When a decedent dies without a will, the intestacy laws in most states award at least half his estate to his surviving spouse. If he has no children, or if his children are also the children of his spouse, she may inherit everything. In this case, the fact that he did not leave a will prevents all other potential heirs from inheriting. If the decedent did leave children, and if one or more are not also the children of his spouse, she usually inherits half of his estate, and his children share the other half. It would be impossible to delete these heirs if the decedent did not leave a will. Other potential heirs, such as parents and siblings, would have no opportunity to inherit if the decedent left a living spouse or children. His estate would revert to these relatives only if no spouse or children were alive to inherit.

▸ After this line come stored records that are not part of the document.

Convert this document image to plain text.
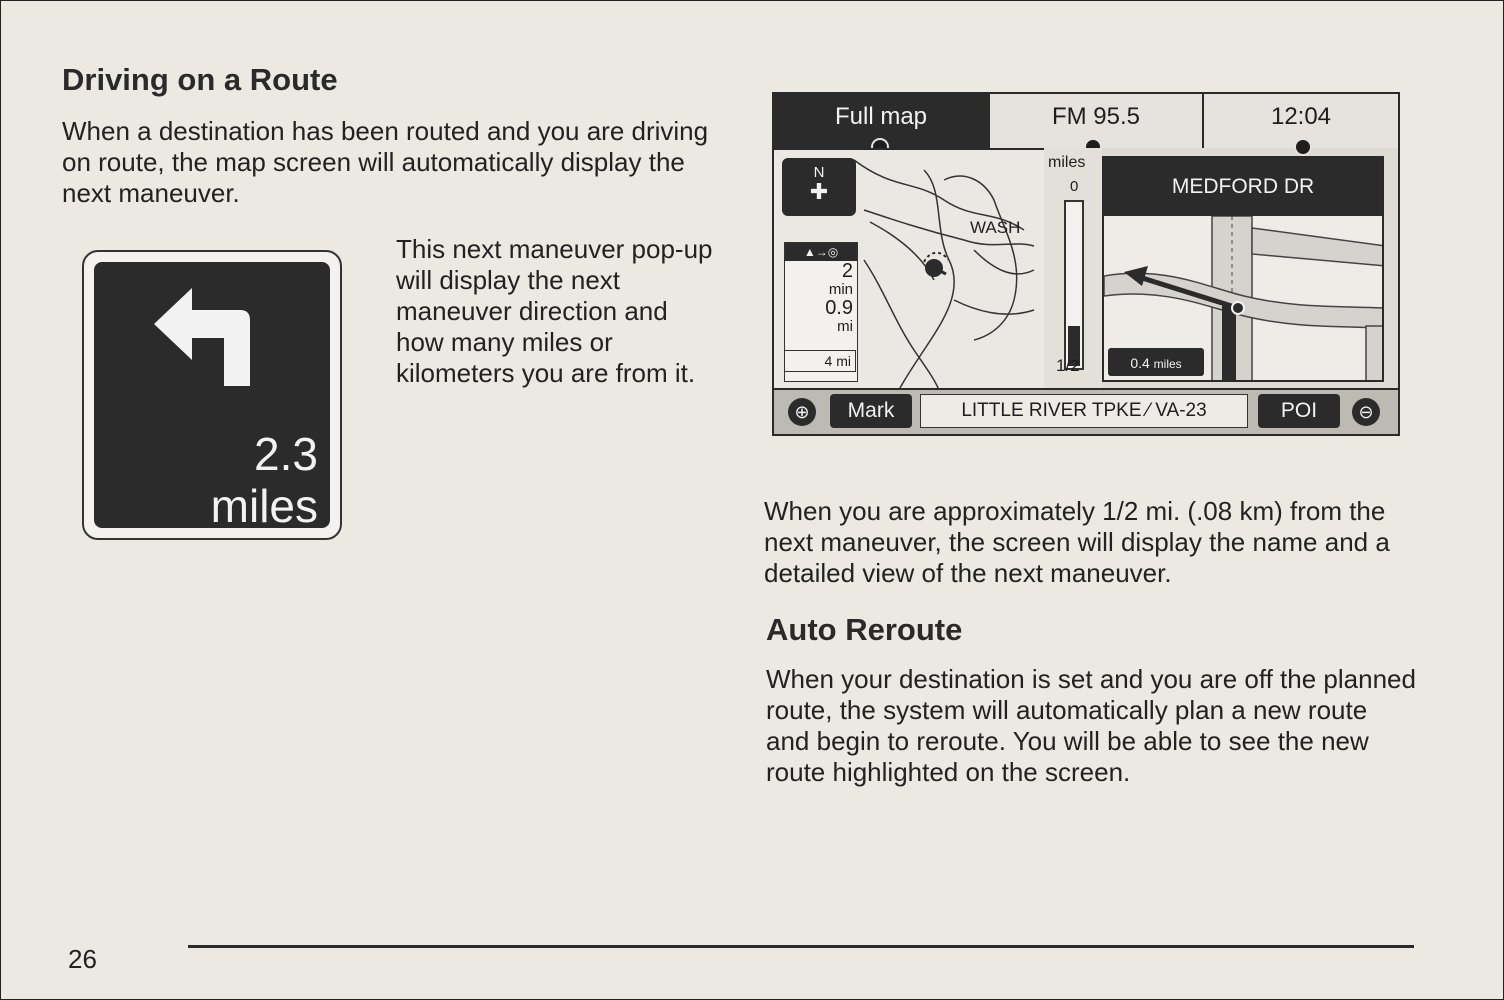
Driving on a Route

When a destination has been routed and you are driving on route, the map screen will automatically display the next maneuver.

This next maneuver pop-up will display the next maneuver direction and how many miles or kilometers you are from it.

2.3
miles
Full map	FM 95.5	12:04
N
✚
WASH
▲→◎
2
min
0.9
mi
4 mi
miles
0
1/2
MEDFORD DR
0.4 miles
⊕	Mark	LITTLE RIVER TPKE ⁄ VA-23	POI	⊖

When you are approximately 1/2 mi. (.08 km) from the next maneuver, the screen will display the name and a detailed view of the next maneuver.

Auto Reroute

When your destination is set and you are off the planned route, the system will automatically plan a new route and begin to reroute. You will be able to see the new route highlighted on the screen.

26
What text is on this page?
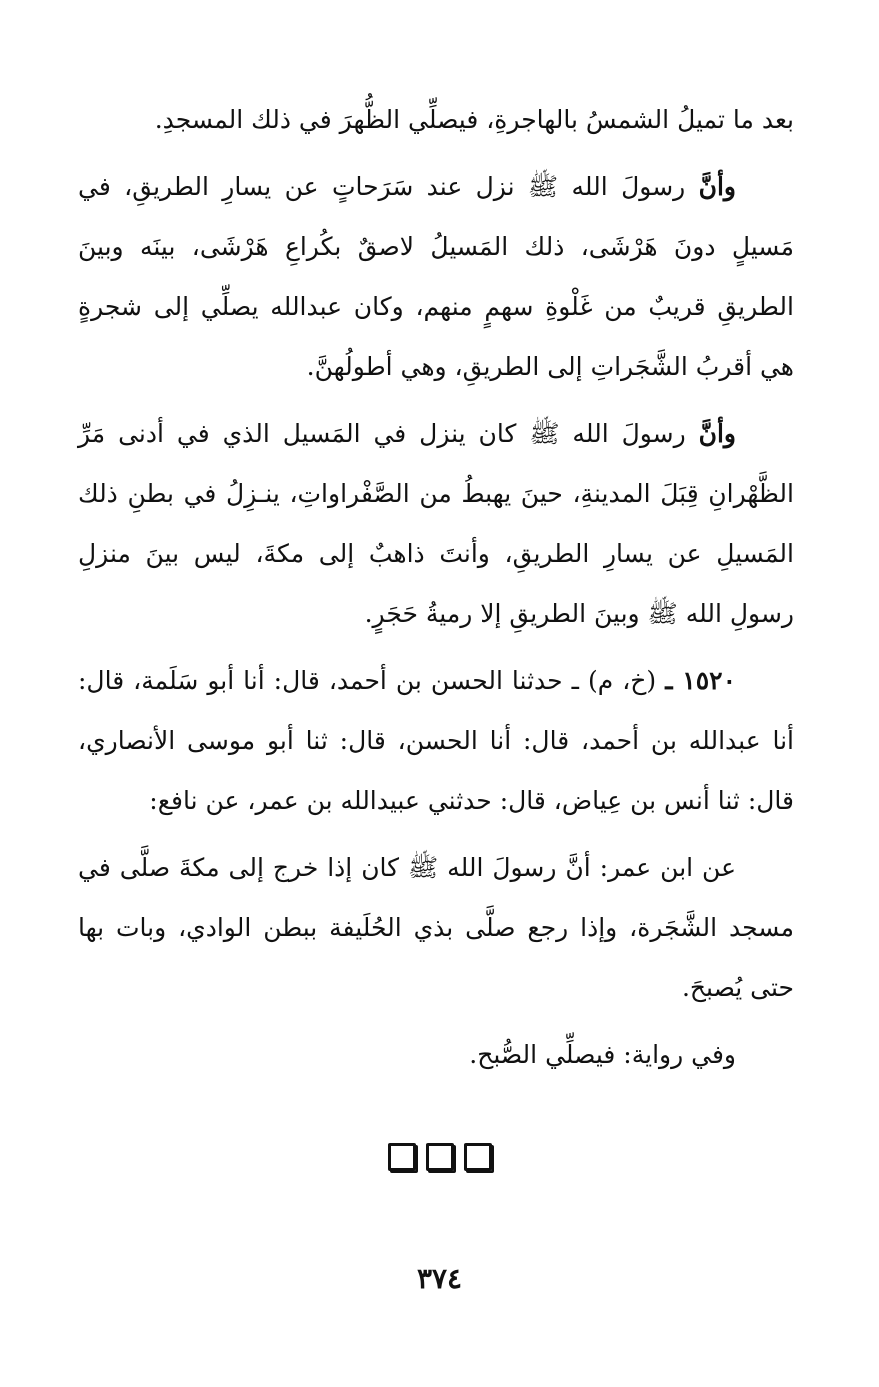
بعد ما تميلُ الشمسُ بالهاجرةِ، فيصلِّي الظُّهرَ في ذلك المسجدِ.

وأنَّ رسولَ الله ﷺ نزل عند سَرَحاتٍ عن يسارِ الطريقِ، في مَسيلٍ دونَ هَرْشَى، ذلك المَسيلُ لاصقٌ بكُراعِ هَرْشَى، بينَه وبينَ الطريقِ قريبٌ من غَلْوةِ سهمٍ منهم، وكان عبدالله يصلِّي إلى شجرةٍ هي أقربُ الشَّجَراتِ إلى الطريقِ، وهي أطولُهنَّ.

وأنَّ رسولَ الله ﷺ كان ينزل في المَسيل الذي في أدنى مَرِّ الظَّهْرانِ قِبَلَ المدينةِ، حينَ يهبطُ من الصَّفْراواتِ، ينـزِلُ في بطنِ ذلك المَسيلِ عن يسارِ الطريقِ، وأنتَ ذاهبٌ إلى مكةَ، ليس بينَ منزلِ رسولِ الله ﷺ وبينَ الطريقِ إلا رميةُ حَجَرٍ.

١٥٢٠ ـ (خ، م) ـ حدثنا الحسن بن أحمد، قال: أنا أبو سَلَمة، قال: أنا عبدالله بن أحمد، قال: أنا الحسن، قال: ثنا أبو موسى الأنصاري، قال: ثنا أنس بن عِياض، قال: حدثني عبيدالله بن عمر، عن نافع:

عن ابن عمر: أنَّ رسولَ الله ﷺ كان إذا خرج إلى مكةَ صلَّى في مسجد الشَّجَرة، وإذا رجع صلَّى بذي الحُلَيفة ببطن الوادي، وبات بها حتى يُصبحَ.

وفي رواية: فيصلِّي الصُّبح.

٣٧٤
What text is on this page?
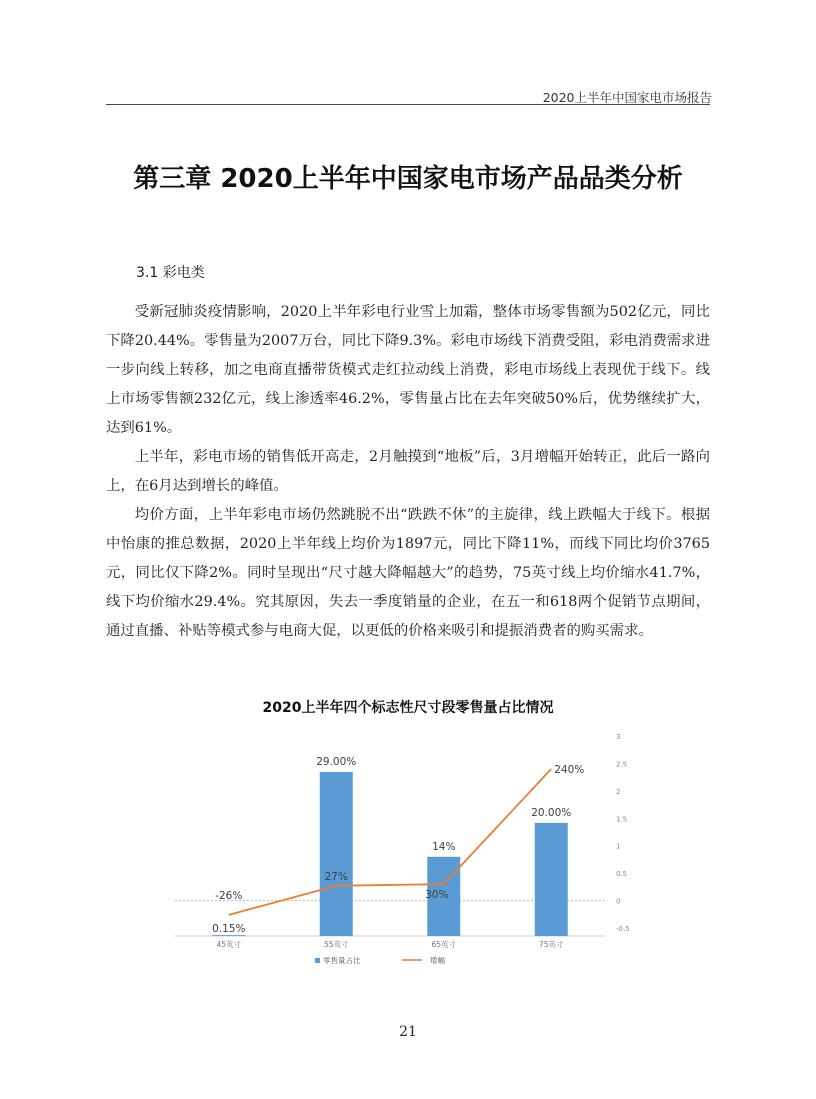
2020上半年中国家电市场报告
第三章 2020上半年中国家电市场产品品类分析
3.1 彩电类

受新冠肺炎疫情影响，2020上半年彩电行业雪上加霜，整体市场零售额为502亿元，同比下降20.44%。零售量为2007万台，同比下降9.3%。彩电市场线下消费受阻，彩电消费需求进一步向线上转移，加之电商直播带货模式走红拉动线上消费，彩电市场线上表现优于线下。线上市场零售额232亿元，线上渗透率46.2%，零售量占比在去年突破50%后，优势继续扩大，达到61%。

上半年，彩电市场的销售低开高走，2月触摸到“地板”后，3月增幅开始转正，此后一路向上，在6月达到增长的峰值。

均价方面，上半年彩电市场仍然跳脱不出“跌跌不休”的主旋律，线上跌幅大于线下。根据中怡康的推总数据，2020上半年线上均价为1897元，同比下降11%，而线下同比均价3765元，同比仅下降2%。同时呈现出“尺寸越大降幅越大”的趋势，75英寸线上均价缩水41.7%，线下均价缩水29.4%。究其原因，失去一季度销量的企业，在五一和618两个促销节点期间，通过直播、补贴等模式参与电商大促，以更低的价格来吸引和提振消费者的购买需求。

2020上半年四个标志性尺寸段零售量占比情况
3
2.5
2
1.5
1
0.5
0
-0.5
0.15%
29.00%
14%
20.00%
-26%
27%
30%
240%
45英寸	55英寸	65英寸	75英寸
零售量占比	增幅
21
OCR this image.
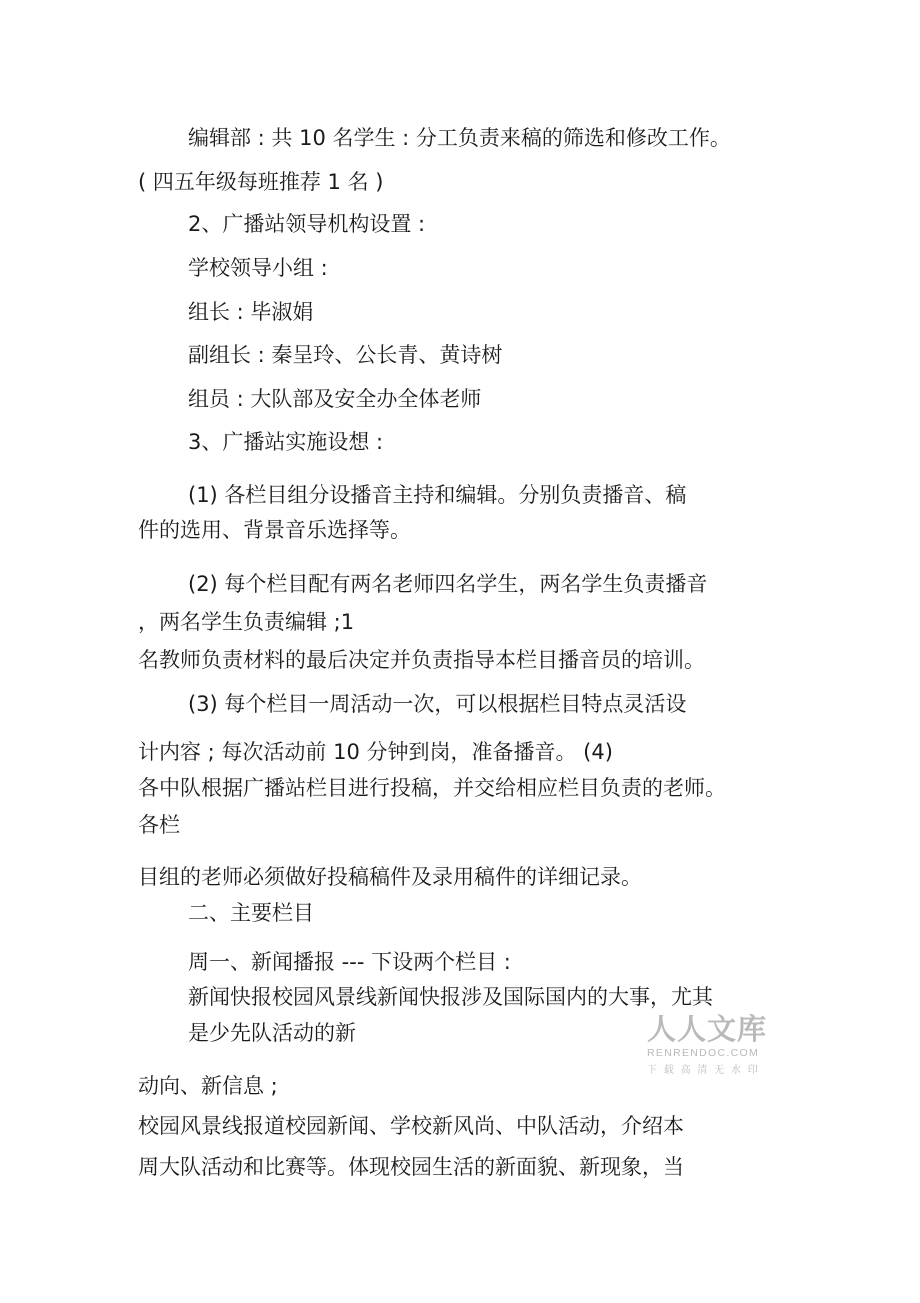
编辑部 : 共 10 名学生 : 分工负责来稿的筛选和修改工作。
( 四五年级每班推荐 1 名 )
2、广播站领导机构设置 :
学校领导小组 :
组长 : 毕淑娟
副组长 : 秦呈玲、公长青、黄诗树
组员 : 大队部及安全办全体老师
3、广播站实施设想 :
(1) 各栏目组分设播音主持和编辑。分别负责播音、稿
件的选用、背景音乐选择等。
(2) 每个栏目配有两名老师四名学生，两名学生负责播音
，两名学生负责编辑 ;1
名教师负责材料的最后决定并负责指导本栏目播音员的培训。
(3) 每个栏目一周活动一次，可以根据栏目特点灵活设
计内容 ; 每次活动前 10 分钟到岗，准备播音。 (4)
各中队根据广播站栏目进行投稿，并交给相应栏目负责的老师。
各栏
目组的老师必须做好投稿稿件及录用稿件的详细记录。
二、主要栏目
周一、新闻播报 --- 下设两个栏目 :
新闻快报校园风景线新闻快报涉及国际国内的大事，尤其
是少先队活动的新
动向、新信息 ;
校园风景线报道校园新闻、学校新风尚、中队活动，介绍本
周大队活动和比赛等。体现校园生活的新面貌、新现象，当
人人文库
RENRENDOC.COM
下载高清无水印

When a closely related heir, such as an adult son or daughter, does not inherit under the terms of a loved one’s will, she may be able to contest or challenge it. First, she must usually prove her relationship to the decedent and that she would have inherited something if he had died intestate. Then she must prove that the decedent erroneously deleted her from the will. State laws vary regarding the grounds for will contests, but the heir must generally convince the court that someone else, usually another heir, coerced the decedent into leaving her out of the will. She might also be able to prove that the decedent was mentally incompetent at the time he made it. Will contests are complicated legal procedures, so if you’re an omitted heir, consult with an attorney to determine your odds of success.